There are countless benefits to improving communication in the workplace from fostering great colleague relationships, boosting creativity and innovation, and optimising productivity. Encouraging workplace communication can be challenging, especially for remote companies, but it is crucial for company progress. Here we share some key ways to encourage workplace communication.
Why is effective workplace communication important?
Having effective communication in the workplace can lead to increased productivity and improved employee motivation; the more involved employees feel, the more likely they are to contribute and work productively. Not only that, but when employees feel connected to the company culture, they are less likely to want to leave, which can drastically reduce staff turnover.
Regular communication is often associated with startup businesses when they are in their early period and just finding their feet in their industry. However, the successes from good communication are not limited to early stage and startup businesses.
Hugo Anglesford of Doddler.co.uk commented: “When you have a business, whether it is new or older and established, communication will make or break your business. Bad communication between staff and the leadership will doom you to failure, whereas good communication will set you on the path to success.”
Effective workplace communication has also been proven to lead to increased collaboration and better innovation. It creates a safe space to share new ideas which can encourage innovative thinking and help give your company a competitive edge.
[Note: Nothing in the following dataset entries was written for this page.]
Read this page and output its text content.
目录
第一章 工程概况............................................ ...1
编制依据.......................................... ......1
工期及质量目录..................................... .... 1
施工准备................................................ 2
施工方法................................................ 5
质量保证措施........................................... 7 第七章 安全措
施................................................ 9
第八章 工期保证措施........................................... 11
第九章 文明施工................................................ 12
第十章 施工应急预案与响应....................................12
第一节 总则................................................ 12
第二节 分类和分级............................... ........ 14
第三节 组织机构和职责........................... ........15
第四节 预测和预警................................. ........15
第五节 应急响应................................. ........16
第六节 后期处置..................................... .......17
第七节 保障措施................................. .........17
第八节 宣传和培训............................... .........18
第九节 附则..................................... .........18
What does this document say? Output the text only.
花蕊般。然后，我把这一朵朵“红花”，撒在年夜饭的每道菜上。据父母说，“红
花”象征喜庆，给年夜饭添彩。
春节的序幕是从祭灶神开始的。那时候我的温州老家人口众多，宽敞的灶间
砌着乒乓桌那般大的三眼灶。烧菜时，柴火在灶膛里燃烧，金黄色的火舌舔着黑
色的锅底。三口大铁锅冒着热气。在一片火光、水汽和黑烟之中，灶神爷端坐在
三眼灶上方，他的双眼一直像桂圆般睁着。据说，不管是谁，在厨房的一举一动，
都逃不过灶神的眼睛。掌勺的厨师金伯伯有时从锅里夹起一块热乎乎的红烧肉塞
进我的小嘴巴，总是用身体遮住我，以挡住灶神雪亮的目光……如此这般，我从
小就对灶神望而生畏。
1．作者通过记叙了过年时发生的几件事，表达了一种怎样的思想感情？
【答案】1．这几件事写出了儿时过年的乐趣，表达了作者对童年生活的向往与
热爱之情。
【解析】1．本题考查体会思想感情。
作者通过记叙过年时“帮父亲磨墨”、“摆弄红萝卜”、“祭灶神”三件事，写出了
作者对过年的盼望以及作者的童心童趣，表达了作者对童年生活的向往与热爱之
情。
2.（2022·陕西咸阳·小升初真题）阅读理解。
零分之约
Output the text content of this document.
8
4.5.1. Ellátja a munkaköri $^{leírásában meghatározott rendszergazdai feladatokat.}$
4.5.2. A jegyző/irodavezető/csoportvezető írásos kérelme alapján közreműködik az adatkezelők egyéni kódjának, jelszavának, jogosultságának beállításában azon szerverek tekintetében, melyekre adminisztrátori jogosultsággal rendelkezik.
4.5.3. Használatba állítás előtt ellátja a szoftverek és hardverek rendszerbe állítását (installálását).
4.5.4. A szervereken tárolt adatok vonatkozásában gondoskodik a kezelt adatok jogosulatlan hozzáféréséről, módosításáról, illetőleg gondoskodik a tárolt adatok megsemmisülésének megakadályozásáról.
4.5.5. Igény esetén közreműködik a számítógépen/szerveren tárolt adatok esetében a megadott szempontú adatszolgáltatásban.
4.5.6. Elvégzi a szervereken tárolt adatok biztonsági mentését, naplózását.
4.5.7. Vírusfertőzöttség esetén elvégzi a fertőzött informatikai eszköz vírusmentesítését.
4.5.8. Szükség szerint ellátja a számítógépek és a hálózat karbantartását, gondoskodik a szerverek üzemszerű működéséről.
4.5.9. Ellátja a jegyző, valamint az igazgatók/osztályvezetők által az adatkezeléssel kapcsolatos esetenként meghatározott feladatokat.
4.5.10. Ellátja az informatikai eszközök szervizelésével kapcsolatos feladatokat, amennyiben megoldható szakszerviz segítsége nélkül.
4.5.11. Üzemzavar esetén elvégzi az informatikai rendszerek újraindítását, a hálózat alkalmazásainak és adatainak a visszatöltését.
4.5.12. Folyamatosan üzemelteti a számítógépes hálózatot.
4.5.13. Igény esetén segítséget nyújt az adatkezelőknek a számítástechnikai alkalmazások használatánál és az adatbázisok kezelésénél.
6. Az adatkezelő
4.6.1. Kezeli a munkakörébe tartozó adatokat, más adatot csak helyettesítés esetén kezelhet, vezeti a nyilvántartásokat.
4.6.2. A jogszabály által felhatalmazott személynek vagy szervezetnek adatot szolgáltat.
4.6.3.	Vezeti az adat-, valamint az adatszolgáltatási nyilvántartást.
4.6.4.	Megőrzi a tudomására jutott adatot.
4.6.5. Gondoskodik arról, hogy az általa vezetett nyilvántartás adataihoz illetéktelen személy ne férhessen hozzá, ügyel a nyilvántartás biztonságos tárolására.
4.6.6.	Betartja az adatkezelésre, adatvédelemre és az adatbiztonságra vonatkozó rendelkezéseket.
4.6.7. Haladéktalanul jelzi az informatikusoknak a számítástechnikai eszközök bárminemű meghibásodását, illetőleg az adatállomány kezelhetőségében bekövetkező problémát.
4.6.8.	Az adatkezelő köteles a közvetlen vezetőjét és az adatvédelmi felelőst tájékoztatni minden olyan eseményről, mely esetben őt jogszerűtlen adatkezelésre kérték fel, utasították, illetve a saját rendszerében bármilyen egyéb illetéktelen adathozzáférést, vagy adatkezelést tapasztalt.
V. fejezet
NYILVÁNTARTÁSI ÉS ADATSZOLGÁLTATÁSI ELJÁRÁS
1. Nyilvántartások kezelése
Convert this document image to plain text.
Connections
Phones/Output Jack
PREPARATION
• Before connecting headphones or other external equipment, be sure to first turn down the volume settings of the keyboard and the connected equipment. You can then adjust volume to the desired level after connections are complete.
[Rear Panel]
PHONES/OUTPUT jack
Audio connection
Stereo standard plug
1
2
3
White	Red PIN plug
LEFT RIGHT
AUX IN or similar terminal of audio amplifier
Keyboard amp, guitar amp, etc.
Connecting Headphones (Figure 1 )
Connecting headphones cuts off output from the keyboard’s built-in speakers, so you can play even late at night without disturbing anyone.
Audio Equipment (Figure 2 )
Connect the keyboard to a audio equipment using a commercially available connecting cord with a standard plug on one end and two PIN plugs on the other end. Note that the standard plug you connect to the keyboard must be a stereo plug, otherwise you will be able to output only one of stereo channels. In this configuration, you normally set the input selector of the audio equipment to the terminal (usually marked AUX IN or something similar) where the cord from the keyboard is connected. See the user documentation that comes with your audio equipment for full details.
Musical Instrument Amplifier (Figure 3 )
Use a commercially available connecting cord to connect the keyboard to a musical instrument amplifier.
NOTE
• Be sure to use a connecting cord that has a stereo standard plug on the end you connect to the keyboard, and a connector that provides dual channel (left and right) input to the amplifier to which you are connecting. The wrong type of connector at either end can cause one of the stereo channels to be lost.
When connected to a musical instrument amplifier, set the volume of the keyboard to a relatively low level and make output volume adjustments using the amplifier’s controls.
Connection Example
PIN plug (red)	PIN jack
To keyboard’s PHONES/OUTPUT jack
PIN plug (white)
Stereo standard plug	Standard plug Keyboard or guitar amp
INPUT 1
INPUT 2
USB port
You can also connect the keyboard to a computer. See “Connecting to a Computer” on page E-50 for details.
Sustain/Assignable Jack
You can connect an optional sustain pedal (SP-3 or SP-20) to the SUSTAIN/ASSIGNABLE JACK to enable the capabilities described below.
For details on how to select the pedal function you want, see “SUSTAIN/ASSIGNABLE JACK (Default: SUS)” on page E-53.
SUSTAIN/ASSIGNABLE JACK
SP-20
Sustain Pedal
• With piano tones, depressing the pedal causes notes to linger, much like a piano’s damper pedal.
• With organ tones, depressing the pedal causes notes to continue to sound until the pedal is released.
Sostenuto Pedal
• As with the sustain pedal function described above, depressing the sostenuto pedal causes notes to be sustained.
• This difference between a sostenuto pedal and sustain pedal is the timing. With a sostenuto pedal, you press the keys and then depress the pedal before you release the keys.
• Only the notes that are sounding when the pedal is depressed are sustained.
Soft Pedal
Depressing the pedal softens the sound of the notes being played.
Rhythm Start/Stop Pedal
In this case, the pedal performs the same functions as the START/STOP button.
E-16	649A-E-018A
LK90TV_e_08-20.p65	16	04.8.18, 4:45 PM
Ways to encourage communication in the workplace
Better workplace communication can be encouraged in many different ways:
Build good relationships between employee and employer
When relationships are built on trust, it makes both parties feel more comfortable and can ease communication. If employees trust their employer, they are far more likely to communicate any problems they may be having or offer any ideas. Employers can establish a rapport with employees from the offset.
For example, allocating time to meet with new hires or take them out for lunch can help employees feel more comfortable and can allow employer and employee to get to know each other in a less formal setting. This can be a great icebreaker and can initiate better communication going forward.
An increased sense of trust can also improve an employee’s feeling of belonging in a workplace – all of which aids communication. Acting with genuine interest for your employees, and taking the time to make them feel heard, will make communication issues far less likely.
Have regular meetings
Meeting regularly with your employees provides a good window for employees to communicate and share what’s on their minds. Scheduling regular opportunities to do this can be an invaluable way to learn from your employees about how they are doing, including their successes, challenges and feedback. These meetings or calls can be short and can even be done remotely, for example, by using a VoIP phone system. The key here is to regularly discuss things with employees, no matter how that is achieved.
This simple action can help you stay abreast of what’s going on in your team and means that you can be proactive in addressing any issues that may arise.
Set clear expectations
When assigning work, it is not enough to simply assign the work and expect for it to be done by a given date. Providing context around assignments can help employees understand the relevance of the work that they are doing and can give them the opportunity to answer questions. It is important to check that employees are wholly understanding of the task at hand to avoid having to re-do the work in the future. Communicating effectively at the start can save a great deal of time and effort in the future.
Never assume that something is completely clear. Instead, take the required time to make sure that everyone is on the same page and understands exactly what it is they have to do.
Communicate in a way that works for your employees
Not everybody communicates in the same way. The more time you take to get to know your employees when they first start to work in the company can help you understand their strengths, weaknesses, preferences and communication style.
Understanding your employee strengths and weaknesses will help you communicate with them better and can also guide the type of work tasks they should be assigned to maximise company productivity.
Each employee will also have a different preferred way to communicate. Whether they are the first to respond to an email, prefer calls to chat through briefs or only communicate on messaging platforms, understanding their preferred communication method will make workplace communication far more effective.